Unveiling the BYOL Method: A Step-by-Step Tutorial for Self-Supervised Learning
After presenting SimCLR, a contrastive self-supervised learning framework, I decided to demonstrate another infamous method, called BYOL. Bootstrap Your Own Latent (BYOL), is a new algorithm for self-supervised learning of image representations. BYOL has two main advantages:
It does not explicitly use negative samples. Instead, it directly minimizes the similarity of representations of the same image under a different augmented view (positive pair). Negative samples are images from the batch other than the positive pair.
BYOL is claimed to require smaller batch sizes, which makes it an attractive choice.
Below, you can examine the method. Unlike the original paper, I call the online network student and the target network teacher.
Overview of BYOL method. Source: BYOL paper
Online network aka student: compared to SimCLR, there is a second MLP, called predictor, which makes the whole method asymmetric. Asymmetric compared to what? Well, to the teacher model (target network).
Why is that important?
Because the teacher model is updated only through exponential moving average (EMA) from the student’s parameters. Ultimately, at each iteration, a tiny percentage (less than 1%) of the parameters of the student is passed to the teacher. Thus, gradients flow only through the student network.
Another key difference between Simclr and BYOL is the loss function.
Loss function
The predictor MLP is only applied to the student, making the architecture asymmetric. This is a key design choice to avoid mode collapse. Mode collapse here would be to output the same projection for all the inputs.
Finally, the authors defined the following mean squared error between the L2-normalized predictions and target projections:
The L2 loss can be implemented as follows. L2 normalization is applied beforehand.
Code is available on GitHub
Tracking down what’s happening in self-supervised pretraining: KNN accuracy
Nonetheless, the loss in self-supervised learning is not a reliable metric to track. What I found out to be the best way to track what’s happening while training, is to measure the ΚΝΝ accuracy.
The critical advantage of using KNN is that we don’t have to train a linear classifier on top each time, so it’s faster and completely unsupervised.

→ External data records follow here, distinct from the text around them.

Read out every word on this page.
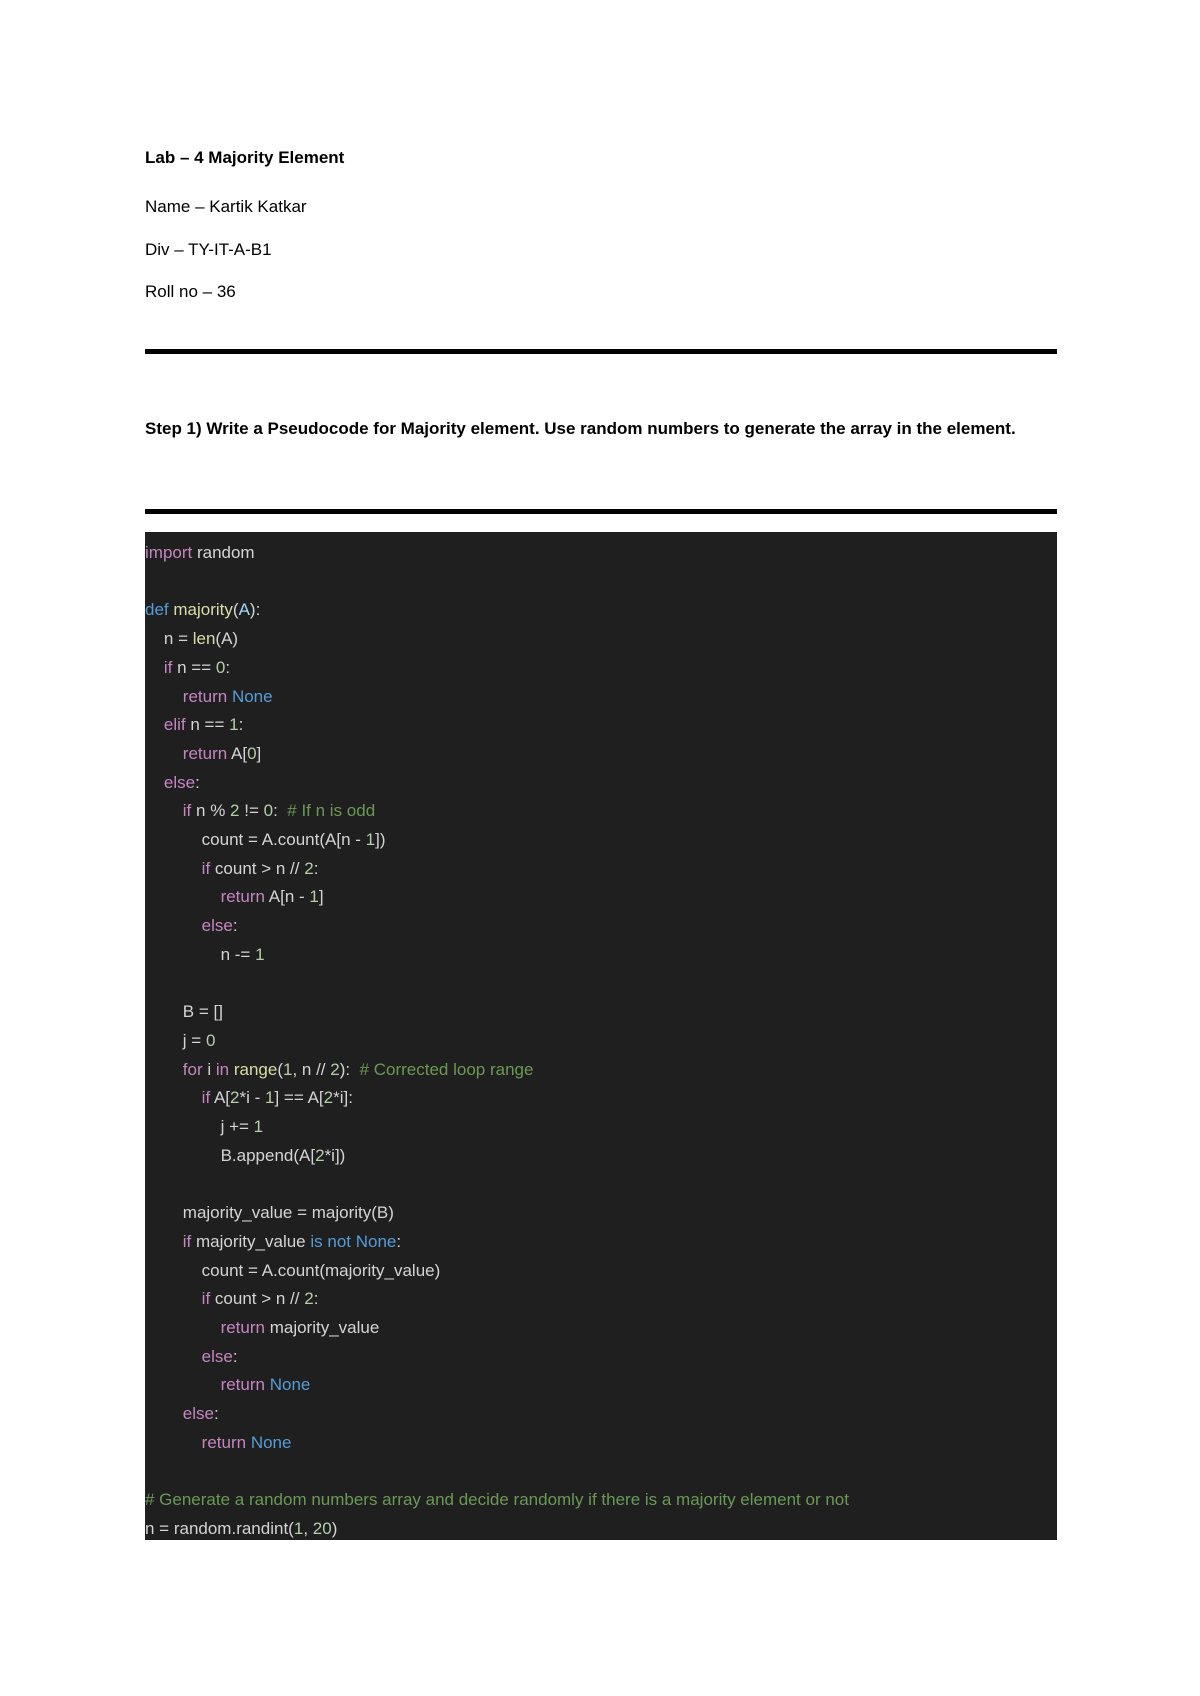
Lab – 4 Majority Element
Name – Kartik Katkar
Div – TY-IT-A-B1
Roll no – 36
Step 1) Write a Pseudocode for Majority element. Use random numbers to generate the array in the element.
import random
def majority(A):
n = len(A)
if n == 0:
return None
elif n == 1:
return A[0]
else:
if n % 2 != 0:  # If n is odd
count = A.count(A[n - 1])
if count > n // 2:
return A[n - 1]
else:
n -= 1
B = []
j = 0
for i in range(1, n // 2):  # Corrected loop range
if A[2*i - 1] == A[2*i]:
j += 1
B.append(A[2*i])
majority_value = majority(B)
if majority_value is not None:
count = A.count(majority_value)
if count > n // 2:
return majority_value
else:
return None
else:
return None
# Generate a random numbers array and decide randomly if there is a majority element or not
n = random.randint(1, 20)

Note: Measuring KNN only applies to image classification, but you get the idea. For this purpose, I made a class to encapsulate the logic of KNN in our context:
The article then continues to discuss modifying ResNet by adding MLP projection heads and implementing the actual BYOL method. It also details the results of the method in terms of KNN accuracy and pretraining epochs.
In conclusion, the article provides a comprehensive overview of the BYOL method, its implementation, and the results obtained through pretraining on CIFAR-10. It showcases the power of self-supervised learning and the impressive results that can be achieved without any labeled data. The article also provides resources for further learning and exploration in the field of deep learning and self-supervised pretraining.